Shear resistance design of semi-supported buckling-restrained steel plate shear walls: Analytical and numerical investigation

Abstract

Buckling-restrained steel plate shear wall (BRSPSW) rises as an excellent energy-dissipating lateral force-resisting component. Semi-supported BRSPSW is more flexible in structural configuration than the conventional BRSPSW owing to its independent vertical boundary elements (VBEs). In this paper, the shear resistance and the VBEs effect of the semi-supported BRSPSW were studied by the analytical and numerical methods. A simplified model was developed for simulating the semi-supported BRSPSWs. A minimum sectional area of the VBEs, namely, Acr was suggested for the BRSPSW to fully develop its shear field. Meanwhile, the ultimate shear resistance formula of the semi-supported BRSPSW was proposed. Furthermore, a general finite element (FE) model of the BRSPSWs with two-sided, semi-supported, and four-sided connections was established and applied for parametric analyses.
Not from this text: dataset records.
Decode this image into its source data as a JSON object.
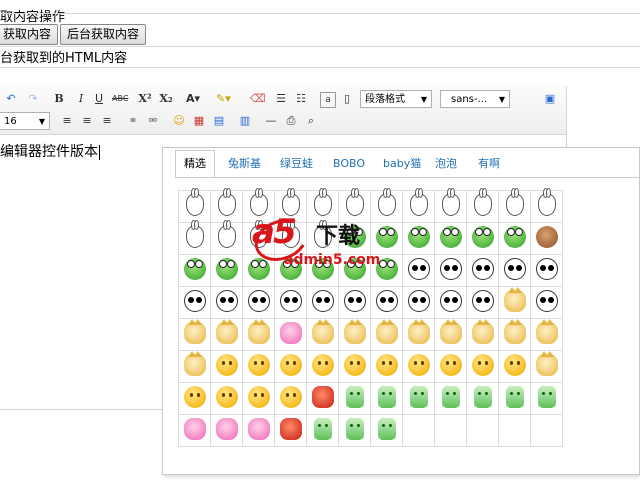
{
  "legend": "取内容操作",
  "buttons": {
    "get_content": "获取内容",
    "bg_get_content": "后台获取内容"
  },
  "subtitle": "台获取到的HTML内容",
  "toolbar": {
    "paragraph_format": "段落格式",
    "font_family": "sans-...",
    "font_size": "16"
  },
  "editor": {
    "content": "编辑器控件版本"
  },
  "emotion_dialog": {
    "tabs": [
      "精选",
      "兔斯基",
      "绿豆蛙",
      "BOBO",
      "baby猫",
      "泡泡",
      "有啊"
    ],
    "active_tab": 0,
    "rows": [
      [
        "rabbit",
        "rabbit",
        "rabbit",
        "rabbit",
        "rabbit",
        "rabbit",
        "rabbit",
        "rabbit",
        "rabbit",
        "rabbit",
        "rabbit",
        "rabbit"
      ],
      [
        "rabbit",
        "rabbit",
        "rabbit",
        "rabbit",
        "rabbit",
        "frog",
        "frog",
        "frog",
        "frog",
        "frog",
        "frog",
        "bear"
      ],
      [
        "frog",
        "frog",
        "frog",
        "frog",
        "frog",
        "frog",
        "frog",
        "panda",
        "panda",
        "panda",
        "panda",
        "panda"
      ],
      [
        "panda",
        "panda",
        "panda",
        "panda",
        "panda",
        "panda",
        "panda",
        "panda",
        "panda",
        "panda",
        "cat",
        "panda"
      ],
      [
        "cat",
        "cat",
        "cat",
        "pink",
        "cat",
        "cat",
        "cat",
        "cat",
        "cat",
        "cat",
        "cat",
        "cat"
      ],
      [
        "cat",
        "face",
        "face",
        "face",
        "face",
        "face",
        "face",
        "face",
        "face",
        "face",
        "face",
        "cat"
      ],
      [
        "face",
        "face",
        "face",
        "face",
        "red",
        "bubble",
        "bubble",
        "bubble",
        "bubble",
        "bubble",
        "bubble",
        "bubble"
      ],
      [
        "pink",
        "pink",
        "pink",
        "red",
        "bubble",
        "bubble",
        "bubble",
        "blank",
        "blank",
        "blank",
        "blank",
        "blank"
      ]
    ]
  },
  "watermark": {
    "logo": "a5",
    "text": "下载",
    "url": "admin5.com"
  }
}
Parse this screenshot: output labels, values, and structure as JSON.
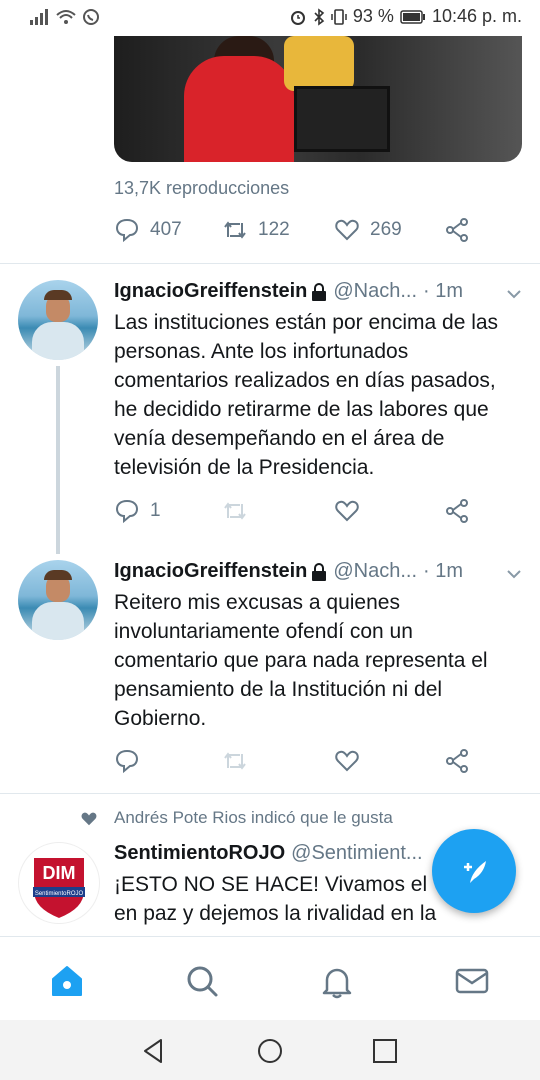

It was found that the semi-supported BRSPSW under the shear could be divided into one middle region with the shear field and two vertical edge regions with local stress fields. The edge regions acted as the additional VBEs for the middle region, whose span decreased with the rise in the sectional area of the VBEs, i.e, secondary columns. The hysteretic behavior of the BRSPSW could be improved by increasing the sectional area of the VBEs when the section area of the VBEs was smaller than Acr. The shear field could be utilized more efficiently in the semi-supported BRSPSW with a larger sectional area of the VBEs and a higher span-to-height ratio of the steel plate. Finally, the equations for predicting the ultimate shear resistance and shear field distribution of the BRSPSW were verified by the test and FE results.